Describing the voyage of a sailing ship Catraraqui from Britain to South Africa, "forty years ago." The preface calls "now" 1900. So, ca.1860-65. A quick scan shows there were several trips on this route in 1861.

WHISKEY JOHNNY:
//
The passengers, as the wish to live came back to them with their sea-legs, had begun to get some excitement out of the cry, "All hands 'bout ship," "Tacks and sheets," "Mainsail-haul," "Clew-up," and some of us would tail on to the main-sheet or a topsail-halliard, pull with a will, and join in the rousing "chanty":

Oh, whisky killed my sister Fan.
Oh, whisky! Oh, Johnnie! 

But whisky is the life of man;
Then whisky for me, Johnnie,

And the mate would roar: "Keep all that. Belay. Smart now."
//

Although BLOW YE WINDS appears in several earlier references, I believe this is the first time logging it as a chanty:
//
A call to reef top-sails was an opportunity to hear a new "chanty," or to join in the chorus of a fresh improvisation to the tune of an old one; such as:

"Our Captain on the quarter-deck is growlin' like a bear; 

A stampin' on his hat, me boys, and a-tearin' of his hair,"
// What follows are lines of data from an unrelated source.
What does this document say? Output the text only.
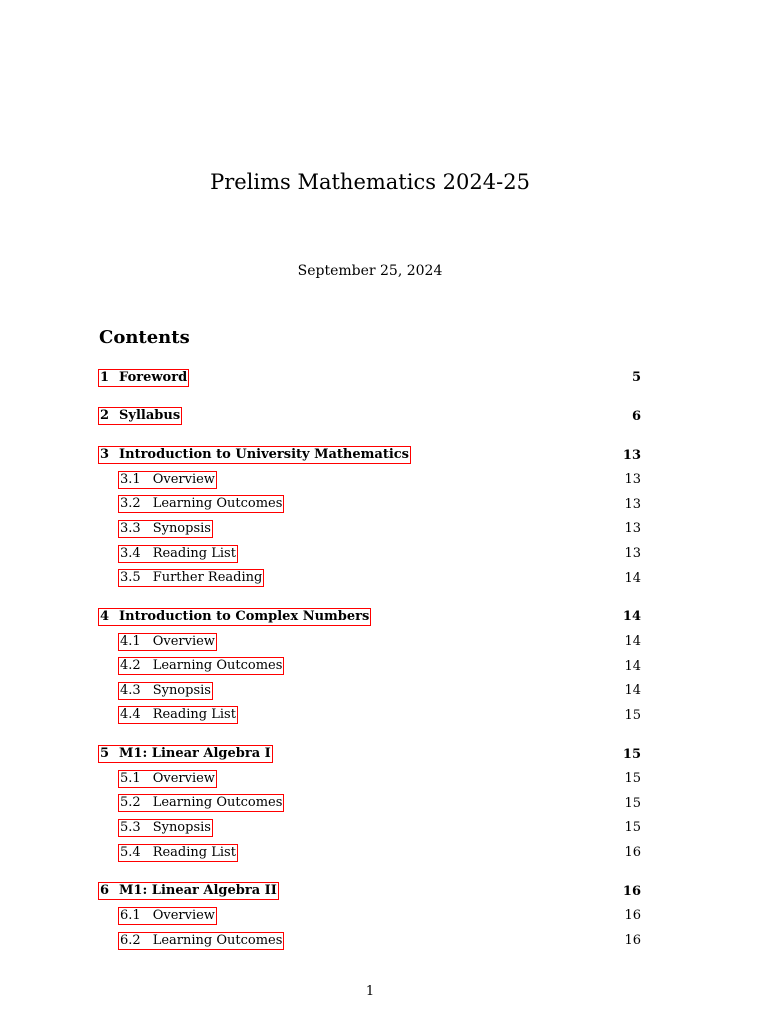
Prelims Mathematics 2024-25
September 25, 2024
Contents
1 Foreword	5
2 Syllabus	6
3 Introduction to University Mathematics	13
3.1 Overview	13
3.2 Learning Outcomes	13
3.3 Synopsis	13
3.4 Reading List	13
3.5 Further Reading	14
4 Introduction to Complex Numbers	14
4.1 Overview	14
4.2 Learning Outcomes	14
4.3 Synopsis	14
4.4 Reading List	15
5 M1: Linear Algebra I	15
5.1 Overview	15
5.2 Learning Outcomes	15
5.3 Synopsis	15
5.4 Reading List	16
6 M1: Linear Algebra II	16
6.1 Overview	16
6.2 Learning Outcomes	16
1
which "London Charley" roared one day as a hint to the raging skipper, and the gang at the lift drowned the sultry comment of the latter in the vigor with which they trolled the chorus:

"Then blow ye winds in the mornin',
Blow ye winds, heighho; 

Clear away the morning dew,
Row my bully-boys, row."
//

BOWLINE:
//
How through the misty distance of the vanished past still rings in memory the swinging chorus of the watch, when, trimmng the rig to gain the full power of each change of the breeze, they would sing:
"Haw-haul the bowlin', the Catarak's a-rollin', 

Haul the bowlin'; the bowline—Haul!!"
giving with the last word a tug at their rope which sent the note out with a shout and a jerk. "Just another little one," the mate would cry, and off at score went the chanty once more.